Lucky Country

Director: Kriv Stenders
Starring: Aden Young, Toby Wallace, Pip Miller and Hanna Mangan-Lawrence
Distributor: Independent
Runtime: 96 mins. Reviewed in Nov 2011
| JustWatch |
Rating notes: Violence

The title of this Australian film is ironic at best. The wide, brown landscape has been anything but lucky for hapless farmer Nat (Aden Young). A God-fearing widower with a disability, he struggles to support his son and daughter on a miserable property in unforgiving bushland at the outer edge of civilisation in South Australia.

The year is 1902, and Nat – with the high-flown sentiments of Federation still fresh in his mind and his reliance on the belief that “God will provide” – clings to the hope that all will be well. And when three strangers ride up one night, he welcomes them. As he tells his 12-year-old son Tom (Toby Wallace), “your mother always said never turn away strangers; they may be angels in disguise.”

The strangers, veterans of the Boer War, are Henry (Pip Miller), Carver (Neil Pigot) and Jimmy (Eamon Farren), who turn out to be considerably less than angelic. Jimmy, the youngest of the trio who found gold at nearby diggings, excites the interest of Nat’s teenage daughter Sarah (Hanna Mangan-Lawrence), who in a mild show of rebellion wonders if this could be her chance to escape her stifling existence under her strict father and make a life for herself. Young Tom is loyal to his father but none the less fascinated by the ex-soldiers and their tales of adventure.

But it’s the gold that brings them all undone, with human greed triggering a slew of slayings that leaves precious few of the principal characters still upright at the end credits.

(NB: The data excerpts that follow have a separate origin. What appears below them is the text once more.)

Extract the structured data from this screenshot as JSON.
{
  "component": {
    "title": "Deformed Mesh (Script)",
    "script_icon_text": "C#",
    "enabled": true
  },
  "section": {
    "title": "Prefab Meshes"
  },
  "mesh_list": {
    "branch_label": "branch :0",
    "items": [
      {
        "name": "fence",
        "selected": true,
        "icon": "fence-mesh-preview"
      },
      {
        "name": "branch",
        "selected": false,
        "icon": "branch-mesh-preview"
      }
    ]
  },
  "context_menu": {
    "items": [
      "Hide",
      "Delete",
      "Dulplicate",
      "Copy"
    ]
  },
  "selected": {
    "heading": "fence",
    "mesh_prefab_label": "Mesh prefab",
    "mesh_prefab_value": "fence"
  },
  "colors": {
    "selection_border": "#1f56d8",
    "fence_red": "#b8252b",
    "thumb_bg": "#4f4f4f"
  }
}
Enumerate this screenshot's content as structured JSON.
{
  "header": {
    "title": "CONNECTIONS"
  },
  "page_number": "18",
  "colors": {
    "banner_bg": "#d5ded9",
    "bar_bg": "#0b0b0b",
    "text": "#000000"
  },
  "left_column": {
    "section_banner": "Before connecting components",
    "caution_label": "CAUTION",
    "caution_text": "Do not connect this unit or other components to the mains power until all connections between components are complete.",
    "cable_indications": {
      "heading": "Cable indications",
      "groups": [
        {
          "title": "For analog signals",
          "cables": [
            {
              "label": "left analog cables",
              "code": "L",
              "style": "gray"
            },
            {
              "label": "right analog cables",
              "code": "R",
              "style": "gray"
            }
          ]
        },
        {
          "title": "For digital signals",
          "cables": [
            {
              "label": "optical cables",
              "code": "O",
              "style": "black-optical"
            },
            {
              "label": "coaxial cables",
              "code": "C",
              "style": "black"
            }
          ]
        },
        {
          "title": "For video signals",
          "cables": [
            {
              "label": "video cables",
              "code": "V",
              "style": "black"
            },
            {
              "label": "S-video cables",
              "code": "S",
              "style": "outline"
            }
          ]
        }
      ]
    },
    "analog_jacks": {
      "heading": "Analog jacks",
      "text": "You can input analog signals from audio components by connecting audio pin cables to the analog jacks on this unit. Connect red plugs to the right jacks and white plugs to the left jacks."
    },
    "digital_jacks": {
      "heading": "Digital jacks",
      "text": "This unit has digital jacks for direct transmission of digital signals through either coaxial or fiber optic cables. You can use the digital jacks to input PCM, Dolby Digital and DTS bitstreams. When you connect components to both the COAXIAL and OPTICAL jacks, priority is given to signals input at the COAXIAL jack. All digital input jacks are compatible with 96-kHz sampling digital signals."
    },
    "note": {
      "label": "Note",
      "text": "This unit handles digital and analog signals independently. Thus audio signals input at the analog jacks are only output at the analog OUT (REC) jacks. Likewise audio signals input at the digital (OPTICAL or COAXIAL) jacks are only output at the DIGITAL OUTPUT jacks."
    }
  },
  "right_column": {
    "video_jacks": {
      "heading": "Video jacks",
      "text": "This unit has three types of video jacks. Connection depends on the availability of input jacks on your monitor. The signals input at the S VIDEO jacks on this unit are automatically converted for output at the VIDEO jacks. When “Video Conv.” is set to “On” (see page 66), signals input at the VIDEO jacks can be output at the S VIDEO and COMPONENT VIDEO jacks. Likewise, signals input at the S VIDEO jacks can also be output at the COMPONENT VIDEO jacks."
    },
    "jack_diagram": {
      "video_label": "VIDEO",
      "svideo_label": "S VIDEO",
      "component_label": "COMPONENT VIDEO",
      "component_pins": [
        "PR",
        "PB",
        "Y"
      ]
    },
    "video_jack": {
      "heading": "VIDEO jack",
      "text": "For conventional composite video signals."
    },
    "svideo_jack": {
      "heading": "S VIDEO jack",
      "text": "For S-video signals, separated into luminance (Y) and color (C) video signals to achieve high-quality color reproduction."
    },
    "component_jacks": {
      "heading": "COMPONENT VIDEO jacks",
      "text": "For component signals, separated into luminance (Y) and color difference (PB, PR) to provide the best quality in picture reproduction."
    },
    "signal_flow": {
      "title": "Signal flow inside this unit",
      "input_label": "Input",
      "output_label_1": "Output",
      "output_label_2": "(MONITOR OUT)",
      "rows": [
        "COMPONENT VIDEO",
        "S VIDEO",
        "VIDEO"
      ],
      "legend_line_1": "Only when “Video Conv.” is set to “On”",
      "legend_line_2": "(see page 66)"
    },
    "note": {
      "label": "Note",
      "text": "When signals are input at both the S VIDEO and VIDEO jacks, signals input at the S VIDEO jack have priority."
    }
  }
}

Screenwriter Andy Cox has tried to conjure something meaningful out of the influence of the land on pioneer families and their inability to tame it, but the failure of director Kriv Stenders (The Illustrated Family Doctor, Blacktown, Boxing Day) to impose a consistent style on the film brings it undone. Roaming from lyrical moments to scenes of brutal violence, it fluctuates between a serious drama and a cheap horror thriller, and is not very successful at either. Some hand-held camerawork is at times irritatingly jerky and much of the acting is overblown, even hammy, resulting in a strained and artificial sort of fevered Gothic melodrama redolent of a long-ago era.